Opini: Kontroversi "Wartawan Bodrex" dan Kemunduran Etika Politik di Lombok Barat
Oleh: Amaq Keseq
Lombok Barat kembali diguncang oleh pernyataan kontroversial Bupati Lombok Barat, H. Lalu Ahmad Zaini (LAZ), yang melontarkan istilah "oknum wartawan Bodrex" dalam satu kesempatan (29/9). Pernyataan ini sontak menuai respons keras dari insan pers, terutama dari wartawan yang merasa direndahkan martabat profesinya.
Polemik Pernyataan Bupati
Istilah "wartawan Bodrex" digunakan untuk menggambarkan wartawan abal-abal yang bekerja tanpa kredibilitas dan lebih mencari amplop ketimbang berita. Namun, melabeli secara terbuka seperti itu tanpa bukti yang jelas dan tanpa mengedepankan mekanisme klarifikasi atau kode etik jurnalistik, bukan hanya mencederai profesi jurnalis, tetapi juga melemahkan semangat demokrasi lokal
Respons Balik dari Wartawan
Respons balik dari pihak wartawan yang menyebut jabatan Bupati diduga didapatkan dengan cara-cara kotor seperti "melacur" dan "menyogok masyarakat" juga tidak kalah mencengangkan. Tudingan tersebut bukan sekadar kritik, melainkan sebuah peluru tajam yang menyasar langsung pada legitimasi seorang kepala daerah.
Introspeksi dan Solusi
Dalam situasi seperti ini, introspeksi menjadi hal yang mutlak. Bupati sebagai figur publik seharusnya mengedepankan etika berkomunikasi. Kritikan terhadap wartawan, jika memang diperlukan, bisa dilakukan melalui Dewan Pers atau jalur mediasi. Sementara, wartawan juga wajib menjaga marwah profesi dengan menulis berdasarkan fakta, bukan emosi.

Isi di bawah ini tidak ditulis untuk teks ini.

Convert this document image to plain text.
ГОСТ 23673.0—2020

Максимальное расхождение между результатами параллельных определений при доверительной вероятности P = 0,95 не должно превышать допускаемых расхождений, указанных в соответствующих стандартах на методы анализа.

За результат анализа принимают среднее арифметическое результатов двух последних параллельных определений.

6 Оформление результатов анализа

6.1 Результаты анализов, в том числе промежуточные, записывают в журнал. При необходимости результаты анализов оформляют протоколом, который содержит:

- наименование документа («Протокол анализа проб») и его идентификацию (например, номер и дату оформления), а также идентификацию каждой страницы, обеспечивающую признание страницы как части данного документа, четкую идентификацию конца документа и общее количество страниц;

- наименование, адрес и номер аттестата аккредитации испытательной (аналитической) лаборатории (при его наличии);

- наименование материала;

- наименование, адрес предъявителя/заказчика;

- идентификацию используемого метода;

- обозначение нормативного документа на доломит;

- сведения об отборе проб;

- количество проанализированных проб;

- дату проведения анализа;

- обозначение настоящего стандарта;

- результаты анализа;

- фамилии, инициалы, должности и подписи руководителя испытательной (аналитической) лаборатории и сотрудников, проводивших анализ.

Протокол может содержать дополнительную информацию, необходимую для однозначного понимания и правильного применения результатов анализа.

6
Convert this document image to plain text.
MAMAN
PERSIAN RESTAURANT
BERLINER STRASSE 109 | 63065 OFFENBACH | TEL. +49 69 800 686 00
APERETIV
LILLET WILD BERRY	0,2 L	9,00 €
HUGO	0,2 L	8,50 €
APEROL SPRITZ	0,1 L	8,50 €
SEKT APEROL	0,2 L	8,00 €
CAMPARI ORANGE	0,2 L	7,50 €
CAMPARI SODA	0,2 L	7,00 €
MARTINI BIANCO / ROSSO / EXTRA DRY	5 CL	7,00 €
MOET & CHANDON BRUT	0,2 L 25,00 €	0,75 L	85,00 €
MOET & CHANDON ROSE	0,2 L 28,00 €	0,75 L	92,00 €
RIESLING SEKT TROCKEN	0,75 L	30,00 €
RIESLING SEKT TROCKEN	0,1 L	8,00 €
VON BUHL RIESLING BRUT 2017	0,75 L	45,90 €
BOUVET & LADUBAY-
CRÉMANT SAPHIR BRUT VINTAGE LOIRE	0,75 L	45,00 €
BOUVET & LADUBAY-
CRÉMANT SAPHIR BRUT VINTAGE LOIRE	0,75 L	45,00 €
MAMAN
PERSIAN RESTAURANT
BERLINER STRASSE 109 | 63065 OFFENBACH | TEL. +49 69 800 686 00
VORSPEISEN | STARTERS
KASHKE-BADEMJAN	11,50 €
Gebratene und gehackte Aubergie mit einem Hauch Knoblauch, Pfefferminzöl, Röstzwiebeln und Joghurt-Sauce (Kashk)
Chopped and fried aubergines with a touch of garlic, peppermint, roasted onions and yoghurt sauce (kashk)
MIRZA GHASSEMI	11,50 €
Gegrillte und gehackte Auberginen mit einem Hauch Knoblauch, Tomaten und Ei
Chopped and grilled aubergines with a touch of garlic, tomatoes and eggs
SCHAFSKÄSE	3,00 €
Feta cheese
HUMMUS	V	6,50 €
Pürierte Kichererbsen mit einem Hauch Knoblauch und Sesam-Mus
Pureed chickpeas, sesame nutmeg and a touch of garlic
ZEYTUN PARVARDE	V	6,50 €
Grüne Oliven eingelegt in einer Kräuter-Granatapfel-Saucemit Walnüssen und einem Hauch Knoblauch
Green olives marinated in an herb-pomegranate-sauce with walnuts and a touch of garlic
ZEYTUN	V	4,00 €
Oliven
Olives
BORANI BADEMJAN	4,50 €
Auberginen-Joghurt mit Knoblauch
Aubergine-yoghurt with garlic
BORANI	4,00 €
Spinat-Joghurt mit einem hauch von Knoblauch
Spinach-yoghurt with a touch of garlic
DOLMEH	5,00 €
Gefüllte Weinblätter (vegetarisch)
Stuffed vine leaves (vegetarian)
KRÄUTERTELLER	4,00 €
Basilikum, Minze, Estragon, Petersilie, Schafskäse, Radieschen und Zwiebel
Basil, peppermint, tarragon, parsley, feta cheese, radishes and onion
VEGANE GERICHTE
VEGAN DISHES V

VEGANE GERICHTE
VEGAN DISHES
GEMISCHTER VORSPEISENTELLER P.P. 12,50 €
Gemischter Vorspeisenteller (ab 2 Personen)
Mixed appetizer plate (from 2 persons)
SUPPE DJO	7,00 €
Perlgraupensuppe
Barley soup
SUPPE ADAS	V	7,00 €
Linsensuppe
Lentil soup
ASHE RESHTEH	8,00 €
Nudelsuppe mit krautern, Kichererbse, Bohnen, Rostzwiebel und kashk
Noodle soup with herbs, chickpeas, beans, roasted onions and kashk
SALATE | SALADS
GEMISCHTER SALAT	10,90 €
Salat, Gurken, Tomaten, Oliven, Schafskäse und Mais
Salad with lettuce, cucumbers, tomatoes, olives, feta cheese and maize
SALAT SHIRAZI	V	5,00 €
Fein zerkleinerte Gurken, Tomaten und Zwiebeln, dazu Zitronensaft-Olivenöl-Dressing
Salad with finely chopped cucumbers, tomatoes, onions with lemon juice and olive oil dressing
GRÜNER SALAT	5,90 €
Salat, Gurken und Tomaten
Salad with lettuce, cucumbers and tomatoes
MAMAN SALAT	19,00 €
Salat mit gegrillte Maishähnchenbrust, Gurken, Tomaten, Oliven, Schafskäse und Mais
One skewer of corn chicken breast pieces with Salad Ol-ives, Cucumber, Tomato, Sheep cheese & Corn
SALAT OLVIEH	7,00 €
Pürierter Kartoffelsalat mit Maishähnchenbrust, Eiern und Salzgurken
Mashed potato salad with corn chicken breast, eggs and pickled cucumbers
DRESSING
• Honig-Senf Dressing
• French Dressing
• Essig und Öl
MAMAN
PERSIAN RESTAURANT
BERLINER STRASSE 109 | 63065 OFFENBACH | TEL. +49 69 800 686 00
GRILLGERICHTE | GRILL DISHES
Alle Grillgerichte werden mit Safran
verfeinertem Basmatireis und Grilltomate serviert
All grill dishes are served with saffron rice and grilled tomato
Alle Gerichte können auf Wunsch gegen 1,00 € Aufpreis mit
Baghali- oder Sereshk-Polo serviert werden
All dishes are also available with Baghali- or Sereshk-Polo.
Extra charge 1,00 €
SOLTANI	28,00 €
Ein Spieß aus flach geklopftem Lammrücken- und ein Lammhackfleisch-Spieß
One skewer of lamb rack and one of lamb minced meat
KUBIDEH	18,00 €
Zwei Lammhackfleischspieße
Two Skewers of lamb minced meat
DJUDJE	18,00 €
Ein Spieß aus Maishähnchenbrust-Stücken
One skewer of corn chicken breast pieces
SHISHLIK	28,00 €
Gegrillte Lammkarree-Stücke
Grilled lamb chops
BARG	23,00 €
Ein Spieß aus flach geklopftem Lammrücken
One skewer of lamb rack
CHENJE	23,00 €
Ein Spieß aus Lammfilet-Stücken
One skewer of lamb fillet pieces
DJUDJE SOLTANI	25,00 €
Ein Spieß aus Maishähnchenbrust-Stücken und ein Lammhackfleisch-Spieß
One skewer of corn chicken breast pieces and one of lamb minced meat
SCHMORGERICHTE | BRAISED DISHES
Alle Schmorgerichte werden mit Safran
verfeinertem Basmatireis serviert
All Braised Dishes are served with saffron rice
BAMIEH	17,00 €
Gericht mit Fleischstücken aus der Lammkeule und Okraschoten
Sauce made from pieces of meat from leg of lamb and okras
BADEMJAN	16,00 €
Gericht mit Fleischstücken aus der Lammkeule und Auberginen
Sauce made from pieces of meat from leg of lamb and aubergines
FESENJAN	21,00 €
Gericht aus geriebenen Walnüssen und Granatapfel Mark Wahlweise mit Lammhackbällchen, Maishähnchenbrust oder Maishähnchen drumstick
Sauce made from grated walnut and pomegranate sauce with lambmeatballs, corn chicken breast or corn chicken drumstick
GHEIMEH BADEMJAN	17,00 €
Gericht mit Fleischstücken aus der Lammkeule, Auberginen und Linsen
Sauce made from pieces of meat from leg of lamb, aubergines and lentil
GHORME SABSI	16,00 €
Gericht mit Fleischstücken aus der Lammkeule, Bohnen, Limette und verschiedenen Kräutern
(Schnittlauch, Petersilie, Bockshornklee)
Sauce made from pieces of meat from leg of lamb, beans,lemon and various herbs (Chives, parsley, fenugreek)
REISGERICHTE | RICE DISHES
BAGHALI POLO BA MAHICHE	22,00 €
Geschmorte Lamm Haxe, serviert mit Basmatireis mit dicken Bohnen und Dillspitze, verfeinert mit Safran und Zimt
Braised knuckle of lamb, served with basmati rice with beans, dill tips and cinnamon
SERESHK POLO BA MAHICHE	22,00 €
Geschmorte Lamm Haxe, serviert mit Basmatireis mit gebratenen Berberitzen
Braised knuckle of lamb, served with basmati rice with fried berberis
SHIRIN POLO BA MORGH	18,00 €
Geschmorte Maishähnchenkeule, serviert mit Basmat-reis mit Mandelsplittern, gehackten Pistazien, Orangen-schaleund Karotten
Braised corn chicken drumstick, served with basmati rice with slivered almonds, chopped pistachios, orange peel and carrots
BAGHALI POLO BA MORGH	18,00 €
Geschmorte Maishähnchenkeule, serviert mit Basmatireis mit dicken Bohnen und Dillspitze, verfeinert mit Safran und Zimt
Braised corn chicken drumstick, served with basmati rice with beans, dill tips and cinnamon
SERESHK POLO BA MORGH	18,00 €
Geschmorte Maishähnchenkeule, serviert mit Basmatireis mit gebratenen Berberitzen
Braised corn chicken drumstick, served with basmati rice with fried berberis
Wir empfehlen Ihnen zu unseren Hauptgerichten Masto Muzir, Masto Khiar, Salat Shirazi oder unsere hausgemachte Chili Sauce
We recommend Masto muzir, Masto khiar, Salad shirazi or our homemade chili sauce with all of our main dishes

Dialog Terbuka dan Sinergi
Kita tidak membutuhkan lebih banyak label seperti "Bodrex" atau "melacur" dalam ruang demokrasi lokal. Yang kita butuhkan adalah dialog terbuka, kritik yang membangun, serta sinergi antara media dan pemerintah demi kesejahteraan masyarakat Lombok Barat. Dengan demikian, kita dapat membangun komunikasi yang bermartabat dan meningkatkan kepercayaan publik terhadap dua pilar penting demokrasi: pemerintahan dan pers.